The Hatton Solar Farm scheme will represent an important contribution to meeting the UK's legally binding target under the Climate Change Act 2008 to achieve 'net zero' carbon emissions by 2050. To meet this target, the UK Government continues its support for the development of renewable energy projects in the United Kingdom. Increasing renewable energy projects in the UK will contribute to energy security, ensuring the nation’s growing economic development and energy demands are met. Diversifying the current UK energy mix ensures that the nations’ demand is met with low prices. According to the UK Government, in 2019, UK emissions were 42 per cent lower than in 1990, while our economy over the same period grew by 72 per cent. This means we can achieve economic development without contributing to climate change by supporting renewable energy projects.
Hatton Solar Farm will generate circa 70 GWh per annum from a renewable energy source, this is equivalent to displacing approximately 12,500 tonnes of CO2 from the atmosphere every year. This is the same as removing approximately 2,700 cars off the road for a year. This will influence climate change and as CO2 emissions are reduced air quality in the UK will improve, ensuing our planet is not damaged for future generations. During the lifetime of the project Push aims to have minimal impact on the land, our objective is to enhance the quality of the land and soil as well as contribute to the biodiversity of the site.

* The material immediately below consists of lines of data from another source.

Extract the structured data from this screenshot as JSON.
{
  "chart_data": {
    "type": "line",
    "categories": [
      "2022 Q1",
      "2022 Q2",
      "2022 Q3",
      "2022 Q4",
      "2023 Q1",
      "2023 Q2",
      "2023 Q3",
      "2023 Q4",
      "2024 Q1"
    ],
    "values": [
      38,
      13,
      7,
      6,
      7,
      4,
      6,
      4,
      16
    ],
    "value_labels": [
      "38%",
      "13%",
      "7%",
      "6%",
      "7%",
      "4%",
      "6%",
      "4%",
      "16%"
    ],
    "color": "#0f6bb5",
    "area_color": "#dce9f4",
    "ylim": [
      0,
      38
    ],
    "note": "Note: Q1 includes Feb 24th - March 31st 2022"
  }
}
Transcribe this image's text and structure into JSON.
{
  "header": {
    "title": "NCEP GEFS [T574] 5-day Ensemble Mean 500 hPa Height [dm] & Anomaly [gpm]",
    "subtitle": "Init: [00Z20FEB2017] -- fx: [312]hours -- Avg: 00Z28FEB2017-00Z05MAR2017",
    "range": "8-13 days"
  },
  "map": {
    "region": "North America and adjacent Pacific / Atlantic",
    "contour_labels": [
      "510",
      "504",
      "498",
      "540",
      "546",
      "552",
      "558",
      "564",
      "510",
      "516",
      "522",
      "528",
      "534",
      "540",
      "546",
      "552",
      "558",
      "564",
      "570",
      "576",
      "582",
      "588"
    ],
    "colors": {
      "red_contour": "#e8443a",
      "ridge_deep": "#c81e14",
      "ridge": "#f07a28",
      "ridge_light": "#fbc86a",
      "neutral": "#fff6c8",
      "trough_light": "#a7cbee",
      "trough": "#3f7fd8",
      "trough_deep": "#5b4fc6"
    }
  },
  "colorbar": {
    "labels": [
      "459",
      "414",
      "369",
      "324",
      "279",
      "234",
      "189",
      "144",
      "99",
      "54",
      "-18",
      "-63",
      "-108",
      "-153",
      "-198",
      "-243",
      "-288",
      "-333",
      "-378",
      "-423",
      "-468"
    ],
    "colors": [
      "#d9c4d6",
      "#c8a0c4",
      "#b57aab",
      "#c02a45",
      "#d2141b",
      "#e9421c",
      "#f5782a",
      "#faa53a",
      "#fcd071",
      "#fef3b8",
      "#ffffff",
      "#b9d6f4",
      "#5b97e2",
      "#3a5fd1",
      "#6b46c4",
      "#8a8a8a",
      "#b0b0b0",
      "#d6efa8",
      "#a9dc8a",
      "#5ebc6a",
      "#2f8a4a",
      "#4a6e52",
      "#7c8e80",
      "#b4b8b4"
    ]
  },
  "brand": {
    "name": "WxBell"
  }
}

- Loss of agricultural land
- Impact of development upon residential amenity
- Impact of the development upon the landscape
- Impact of the Development upon the Significance of Archaeological Sites or other Heritage Assets
- The Effect of the Development upon Ecology
- The Effect of the Development upon Highway Safety or Traffic Capacity
- The Flood Risk of the Proposal
We will take numerous measures to mitigate against any risks associated with the above. To mitigate against surface water run-off on site, we will install trenches at the toe of each solar panel and the panels will be on sloped frames allowing any waters to freely flow beneath. Access and maintenance roads are to be constructed using permeable materials so as to not increase flood risk. To reduce landscaping impact from the surrounding road network and public rights of way, site boundaries will be left to gain a minimum height of 1.5-1.8m, as well as new hedgerows proposed to north-eastern and south-western exposed boundaries. To enhance biodiversity net gain on the site, scrub and scattered trees at the boundaries of the site should be retained with a ~3m buffer zone and enhanced to create corridors and shelter/foraging areas for wildlife including bats, birds, hedgehogs and small mammals.
We have received back the reports from the consultation surveys, as required in the pre-application. Following the public consultation event, we are collating the feedback received to strengthen our proposals, where we aim to submit the full application at the end of March 2022.